I had a similar problem in doing the opposite on my system (OS X 10.10.1): making bash the default login shell again after I had installed oh-my-zsh, which made zsh the default, and then upgrading bash from 3.2.53 to 4.3.30 using Homebrew (why is Apple shipping Yosemite with an old bash version?).

I think the SHELL environment variable reflects but does not control the actual default login shell for the user. For example, if, say, bash was your default and you open a new bash shell window from terminal then $ export SHELL="/bin/zsh"; echo "$SHELL" would show /bin/zsh but no actual change will occur because if you open a new shell window from terminal and do $ echo $0 then you would see -bash ($0 contains the name and path of the command that started the shell window, in this case bash, and the - next to it indicates that it is a login shell).

As @mklement0 pointed out the actual default login shell for the user is controlled by the UserShell property in the user's record in the system's internal database - this can be queried and updated using the command line utility dscl. This information will passed to your terminal app when you open a shell window.

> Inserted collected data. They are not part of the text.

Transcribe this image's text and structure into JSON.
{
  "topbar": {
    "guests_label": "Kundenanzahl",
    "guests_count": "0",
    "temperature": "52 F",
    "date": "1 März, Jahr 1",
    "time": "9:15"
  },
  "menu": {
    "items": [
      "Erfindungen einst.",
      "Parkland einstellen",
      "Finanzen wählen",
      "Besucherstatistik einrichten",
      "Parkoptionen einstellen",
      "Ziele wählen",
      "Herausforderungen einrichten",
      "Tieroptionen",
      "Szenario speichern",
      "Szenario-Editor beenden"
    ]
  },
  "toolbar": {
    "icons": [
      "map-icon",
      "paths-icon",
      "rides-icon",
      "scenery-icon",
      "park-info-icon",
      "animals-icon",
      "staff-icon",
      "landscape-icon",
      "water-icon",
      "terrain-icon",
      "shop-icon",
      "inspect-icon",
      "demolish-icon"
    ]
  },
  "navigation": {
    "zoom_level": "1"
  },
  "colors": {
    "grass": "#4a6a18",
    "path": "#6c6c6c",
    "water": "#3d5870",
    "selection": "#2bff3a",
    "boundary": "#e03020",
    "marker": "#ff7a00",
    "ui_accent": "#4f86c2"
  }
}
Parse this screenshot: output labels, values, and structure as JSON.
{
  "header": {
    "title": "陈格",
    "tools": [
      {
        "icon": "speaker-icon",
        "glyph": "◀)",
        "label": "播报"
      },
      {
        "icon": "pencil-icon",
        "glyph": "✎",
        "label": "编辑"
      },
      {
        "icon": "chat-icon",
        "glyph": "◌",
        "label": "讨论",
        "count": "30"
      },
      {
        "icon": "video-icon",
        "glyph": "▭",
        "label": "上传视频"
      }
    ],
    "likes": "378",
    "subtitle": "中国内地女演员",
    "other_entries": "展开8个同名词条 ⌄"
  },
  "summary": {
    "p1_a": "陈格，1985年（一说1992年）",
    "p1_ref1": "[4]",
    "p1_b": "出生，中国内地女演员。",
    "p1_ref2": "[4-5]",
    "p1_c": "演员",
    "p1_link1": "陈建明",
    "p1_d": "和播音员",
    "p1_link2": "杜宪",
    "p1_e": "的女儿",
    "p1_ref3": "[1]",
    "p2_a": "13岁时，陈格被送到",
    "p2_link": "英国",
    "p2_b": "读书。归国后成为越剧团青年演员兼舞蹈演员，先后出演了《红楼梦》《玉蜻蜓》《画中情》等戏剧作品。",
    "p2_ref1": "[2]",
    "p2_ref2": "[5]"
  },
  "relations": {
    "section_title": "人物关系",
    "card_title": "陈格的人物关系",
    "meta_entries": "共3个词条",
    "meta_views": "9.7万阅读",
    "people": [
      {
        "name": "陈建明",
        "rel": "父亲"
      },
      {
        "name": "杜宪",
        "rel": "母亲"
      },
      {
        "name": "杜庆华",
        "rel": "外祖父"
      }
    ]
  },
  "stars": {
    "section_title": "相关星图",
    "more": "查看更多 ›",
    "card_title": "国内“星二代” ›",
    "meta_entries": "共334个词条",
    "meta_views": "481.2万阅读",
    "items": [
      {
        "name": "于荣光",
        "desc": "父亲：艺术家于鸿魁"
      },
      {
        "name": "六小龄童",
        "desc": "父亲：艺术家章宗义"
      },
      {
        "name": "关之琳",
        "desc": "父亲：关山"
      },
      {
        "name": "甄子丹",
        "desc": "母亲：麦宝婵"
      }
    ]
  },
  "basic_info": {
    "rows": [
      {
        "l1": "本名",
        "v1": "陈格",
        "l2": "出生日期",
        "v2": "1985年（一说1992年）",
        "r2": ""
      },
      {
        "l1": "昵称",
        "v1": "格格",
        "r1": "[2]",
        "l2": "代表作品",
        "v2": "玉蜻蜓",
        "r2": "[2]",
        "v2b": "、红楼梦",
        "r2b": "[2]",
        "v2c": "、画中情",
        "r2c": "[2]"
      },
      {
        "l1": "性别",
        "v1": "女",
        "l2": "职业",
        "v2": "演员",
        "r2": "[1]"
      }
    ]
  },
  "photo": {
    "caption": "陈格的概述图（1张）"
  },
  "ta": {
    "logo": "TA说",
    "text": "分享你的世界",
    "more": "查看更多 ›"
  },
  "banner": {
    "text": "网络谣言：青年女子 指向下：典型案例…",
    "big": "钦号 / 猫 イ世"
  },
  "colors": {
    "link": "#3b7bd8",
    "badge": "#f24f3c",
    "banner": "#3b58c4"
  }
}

What chsh -s /bin/zsh does is change this UserShell property to set it to zsh - you can check this by doing dscl . -read /Users/$USER/ UserShell immediately afterwards, and you will see UserShell: /bin/zsh. But the change is not effected in the current window, until you do something like exec su - $USER as suggested by @mklement0, or until you close and open a shell window.

1

The -s flag for chsh only attempts to change the shell, and probably fails due to Open Directory: The usual UNIX system 'chsh' would modify the /etc/passwd entry. However, I was able to run chsh with no arguments, which gave me an editor, and the following information:

# Changing user information for nevin.
# Use "passwd" to change the password.
##
# Open Directory: /Local/Default
##
Shell: /bin/tcsh
Full Name: Nevin Williams
Office Location:
Office Phone:
Home Phone:

I was able to edit the "Shell:" entry to /bin/zsh, and subsequent Terminal windows opened with a Z-shell prompt.

3
  • I tried chsh with no args. Still no luck. The variable doesn't change. In fact, when the editor was loaded, it showed /bin/zsh.
    – melvynkim
    May 25, 2014 at 2:54
  • Try changing the shell with the editor. I made a screen capture of me changing from /bin/tcsh to /bin/zsh and back. bonmot.ca/~nevin/chsh.mov May 25, 2014 at 4:09
  • Thank you very much for taking your time recording posting your screencast! Your solution is supposed to be working on other terminal emulators, but I wasn't abel to change $SHELL on iTerm. Please refer to my answer for details.. Thanks!
    – melvynkim
    May 26, 2014 at 18:40
1

Try executing the command: chsh -s /bin/zsh from the default Mac terminal.

2
  • 1
    What does this do differently from the OP?
    – JMY1000
    Feb 7, 2017 at 16:12
  • @JMY1000 If you try to execute that command from iTerm, the changes aren't reflected. You should be able to get it working by executing it from Mac's default terminal. Feb 10, 2017 at 2:37
1

I had a similar issue. The Terminal would open into bash. csh -s /bin/zsh would fail with an error. Examining the default shell in System Preferences->Users by control-clicking on my user showed /bin/zsh was set. dscl showed /bin/zsh was set. I tried resetting Terminal->Preferences to /bin/zsh. That also failed.

Ultimately, it turned out there was a lockfile. Going to ~/Library/Preferences, I deleted com.apple.Terminal.plist.lockfile and com.apple.Terminal.plist. That fixed the problem. On the next startup, zsh loaded correctly in the terminal.